I don't write to imaginary people anymore, but I do write letters to my boyfriend all the time. I think letters open up a piece of you that you will never be able to show over any form of instant messaging. Long-hand letters just have something different about them.
When I was in junior high school I remember we all had to have a pen pal. I believe the idea came from the Scholastic magazine the my teacher use to get. My pen pal lived in England, her name was Pam and we stayed in touch until she became a police officer or I got married(?) I can't recall why we stopped writing, but once in a while she pops in my mind. It is a fond memory.
I started writing lletters again. Been doing it about 6 months. You'd think I'd get letters back. They have all responded with e-mail. What a bust.
I miss it. I still love stationary, and note cards. I think it's charming to send someone a little note.

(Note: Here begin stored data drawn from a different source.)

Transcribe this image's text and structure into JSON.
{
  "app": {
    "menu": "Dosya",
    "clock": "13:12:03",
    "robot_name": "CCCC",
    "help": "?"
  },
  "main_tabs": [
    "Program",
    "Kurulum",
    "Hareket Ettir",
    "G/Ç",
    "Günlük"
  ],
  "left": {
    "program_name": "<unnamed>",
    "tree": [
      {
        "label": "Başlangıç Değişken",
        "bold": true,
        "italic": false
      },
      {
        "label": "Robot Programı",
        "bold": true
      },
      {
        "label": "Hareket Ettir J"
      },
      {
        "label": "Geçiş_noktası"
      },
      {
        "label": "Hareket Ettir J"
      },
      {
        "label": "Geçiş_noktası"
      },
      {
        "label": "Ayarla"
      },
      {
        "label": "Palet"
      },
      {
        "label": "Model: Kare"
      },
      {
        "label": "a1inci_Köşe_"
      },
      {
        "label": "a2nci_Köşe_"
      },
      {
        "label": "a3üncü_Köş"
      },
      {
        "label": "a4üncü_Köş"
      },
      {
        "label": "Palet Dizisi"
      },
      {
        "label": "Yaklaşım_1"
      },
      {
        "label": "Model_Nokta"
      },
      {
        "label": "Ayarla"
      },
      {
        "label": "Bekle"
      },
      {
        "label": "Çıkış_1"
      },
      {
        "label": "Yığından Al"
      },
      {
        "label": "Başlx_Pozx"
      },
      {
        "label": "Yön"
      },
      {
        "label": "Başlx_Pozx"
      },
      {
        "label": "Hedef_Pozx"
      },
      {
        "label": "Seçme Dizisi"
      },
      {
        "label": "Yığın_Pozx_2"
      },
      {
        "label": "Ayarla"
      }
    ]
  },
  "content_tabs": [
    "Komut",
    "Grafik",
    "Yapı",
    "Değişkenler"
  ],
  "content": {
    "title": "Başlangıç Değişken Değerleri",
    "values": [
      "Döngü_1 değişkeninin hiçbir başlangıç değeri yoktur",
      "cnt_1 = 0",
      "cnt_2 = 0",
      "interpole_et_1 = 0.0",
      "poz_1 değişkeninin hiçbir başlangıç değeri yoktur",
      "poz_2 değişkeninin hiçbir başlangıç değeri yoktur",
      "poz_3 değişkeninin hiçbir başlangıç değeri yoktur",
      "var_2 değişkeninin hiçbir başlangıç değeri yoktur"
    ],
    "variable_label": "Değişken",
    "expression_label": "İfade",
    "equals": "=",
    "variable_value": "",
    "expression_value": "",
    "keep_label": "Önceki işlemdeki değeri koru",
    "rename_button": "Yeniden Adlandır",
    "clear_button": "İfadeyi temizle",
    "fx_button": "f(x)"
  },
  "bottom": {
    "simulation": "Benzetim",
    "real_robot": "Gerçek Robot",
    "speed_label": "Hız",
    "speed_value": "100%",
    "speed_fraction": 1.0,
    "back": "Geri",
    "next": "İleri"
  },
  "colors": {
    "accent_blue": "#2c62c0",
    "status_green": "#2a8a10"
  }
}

Email and text don't have that quality. Unfortunately, most people don't feel the same.
I never stopped. I haven't written one in years but because I have nobody to write to, all my friend are people I never met on the internet (1 does not want for 1 weird reason to send me her address that i lost in a fire) and the family members I have are crazy so of course no contact there unless I have no choice.
yes I do. I still can remember how I waited for the letters from my grand parents and cousins who lived in other parts of the country.
I have letters from my grandparents which I treasure. It's a shame the next generation won't have those kinds of tangible memories. Having a folder of email isn't quite the same.